The report, a comparative effectiveness review prepared for AHRQ’s Effective Health Care Program by the McMaster Evidence-based Practice Center in Hamilton, Ontario, is available at www.effectivehealthcare.ahrq.gov.

“ADHD can place many challenges on families with young and school-age children,” said AHRQ Director Carolyn M. Clancy, M.D. “This new report and these summary publications will help children, parents and their doctors work together to find the best treatment option based on the family’s values, preferences and needs.”
Children with ADHD, a condition characterized by inattention, overactivity and impulsivity, are most frequently identified and treated in primary school. It is estimated that approximately 5 percent of children worldwide exhibit behavior consistent with ADHD, with boys twice as likely to be classified as having ADHD than girls.
However, identification and management of ADHD can be challenging, and diagnosis and treatment vary greatly depending on geography and culture. Many preschool-age children who exhibit aggressive or noncompliant behavior and may eventually develop ADHD initially receive a more general diagnosis of disruptive behavior disorder.

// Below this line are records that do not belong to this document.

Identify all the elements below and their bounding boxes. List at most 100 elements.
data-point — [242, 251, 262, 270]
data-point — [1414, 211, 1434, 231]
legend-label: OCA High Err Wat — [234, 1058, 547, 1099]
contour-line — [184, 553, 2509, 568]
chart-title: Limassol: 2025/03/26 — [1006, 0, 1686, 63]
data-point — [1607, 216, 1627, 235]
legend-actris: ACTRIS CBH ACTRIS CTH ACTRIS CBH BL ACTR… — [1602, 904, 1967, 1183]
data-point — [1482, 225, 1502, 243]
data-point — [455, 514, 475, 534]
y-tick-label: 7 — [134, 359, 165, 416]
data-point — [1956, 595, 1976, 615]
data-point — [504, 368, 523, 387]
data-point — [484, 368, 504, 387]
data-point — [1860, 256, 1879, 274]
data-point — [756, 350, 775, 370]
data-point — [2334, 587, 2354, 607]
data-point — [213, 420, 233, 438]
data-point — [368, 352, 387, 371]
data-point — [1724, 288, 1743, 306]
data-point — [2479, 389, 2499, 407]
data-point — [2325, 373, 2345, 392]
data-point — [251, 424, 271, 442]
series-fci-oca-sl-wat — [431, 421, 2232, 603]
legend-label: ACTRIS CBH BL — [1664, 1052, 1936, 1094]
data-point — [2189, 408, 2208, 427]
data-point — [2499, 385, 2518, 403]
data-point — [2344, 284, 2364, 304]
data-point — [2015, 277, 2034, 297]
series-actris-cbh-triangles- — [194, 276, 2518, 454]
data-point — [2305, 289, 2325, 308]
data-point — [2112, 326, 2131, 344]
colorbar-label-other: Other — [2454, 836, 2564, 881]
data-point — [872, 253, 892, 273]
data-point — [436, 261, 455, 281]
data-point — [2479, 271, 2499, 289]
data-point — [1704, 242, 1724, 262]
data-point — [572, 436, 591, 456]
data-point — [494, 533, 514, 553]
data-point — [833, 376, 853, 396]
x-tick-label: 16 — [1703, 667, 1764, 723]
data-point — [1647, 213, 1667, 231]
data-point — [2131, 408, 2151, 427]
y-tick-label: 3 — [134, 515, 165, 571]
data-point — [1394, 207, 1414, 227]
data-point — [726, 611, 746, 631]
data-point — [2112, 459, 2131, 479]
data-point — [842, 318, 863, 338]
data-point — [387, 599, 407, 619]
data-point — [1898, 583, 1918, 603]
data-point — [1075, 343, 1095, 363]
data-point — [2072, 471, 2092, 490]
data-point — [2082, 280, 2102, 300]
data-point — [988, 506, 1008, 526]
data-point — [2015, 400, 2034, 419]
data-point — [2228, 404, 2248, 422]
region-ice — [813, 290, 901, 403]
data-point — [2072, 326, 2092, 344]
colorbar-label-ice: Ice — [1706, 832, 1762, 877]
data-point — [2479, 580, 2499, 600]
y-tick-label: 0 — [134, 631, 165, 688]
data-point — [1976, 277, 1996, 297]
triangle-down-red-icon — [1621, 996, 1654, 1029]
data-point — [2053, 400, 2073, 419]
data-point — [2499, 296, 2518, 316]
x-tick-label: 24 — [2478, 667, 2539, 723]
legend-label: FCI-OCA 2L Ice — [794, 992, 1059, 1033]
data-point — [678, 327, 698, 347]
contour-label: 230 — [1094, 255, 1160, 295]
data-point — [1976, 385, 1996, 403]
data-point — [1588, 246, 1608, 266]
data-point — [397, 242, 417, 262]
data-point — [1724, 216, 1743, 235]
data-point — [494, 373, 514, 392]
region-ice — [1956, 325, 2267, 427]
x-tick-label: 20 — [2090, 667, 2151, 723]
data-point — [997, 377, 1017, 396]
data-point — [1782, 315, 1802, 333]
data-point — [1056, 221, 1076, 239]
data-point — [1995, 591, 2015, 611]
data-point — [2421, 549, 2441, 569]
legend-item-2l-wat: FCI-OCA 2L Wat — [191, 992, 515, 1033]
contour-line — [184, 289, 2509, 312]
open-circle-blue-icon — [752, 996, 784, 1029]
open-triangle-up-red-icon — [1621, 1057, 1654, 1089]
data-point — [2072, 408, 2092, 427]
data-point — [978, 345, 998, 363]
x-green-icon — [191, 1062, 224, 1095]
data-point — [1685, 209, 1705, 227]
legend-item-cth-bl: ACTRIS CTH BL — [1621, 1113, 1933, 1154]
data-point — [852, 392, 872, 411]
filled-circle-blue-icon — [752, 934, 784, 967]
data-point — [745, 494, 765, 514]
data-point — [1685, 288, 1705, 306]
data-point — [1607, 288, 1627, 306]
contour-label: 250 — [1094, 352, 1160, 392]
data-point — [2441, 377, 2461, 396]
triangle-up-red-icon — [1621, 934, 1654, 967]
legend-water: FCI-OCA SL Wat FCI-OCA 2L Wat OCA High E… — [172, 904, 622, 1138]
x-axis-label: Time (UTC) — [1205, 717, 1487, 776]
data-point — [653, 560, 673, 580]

Ritalin was first used in the 1950s to treat disruptive behavior, and the use of drug-based treatment has increased since then, along with refinements in understanding and recognition of ADHD as a disorder. By 1999, approximately 11 million prescriptions for Ritalin were written annually in the United States, with another 6 million prescriptions written for amphetamines. There has been ongoing uncertainty about accurate diagnosis of ADHD and potential overprescribing of Ritalin and other drugs, particularly in recent years as drug treatment has spread to other populations.

In the past 25 years, four major PBT methods have been developed. These programs are designed to help parents manage their child’s problem behavior with more effective discipline strategies using rewards and non-punitive consequences. Each promotes a positive and caring relationship between parents and their child, and seeks to improve both child behavior and parenting skills.
The AHRQ report found that these PBT interventions are effective, with no reported risk of complications for preschool-age children with disruptive behavior disorder, including ADHD. For older children, the report found that methylphenidate and atomoxetine are effective in controlling ADHD symptoms without significant risk of harms for up to 2 years, although research on longer-term effectiveness and possible adverse effects is sparse.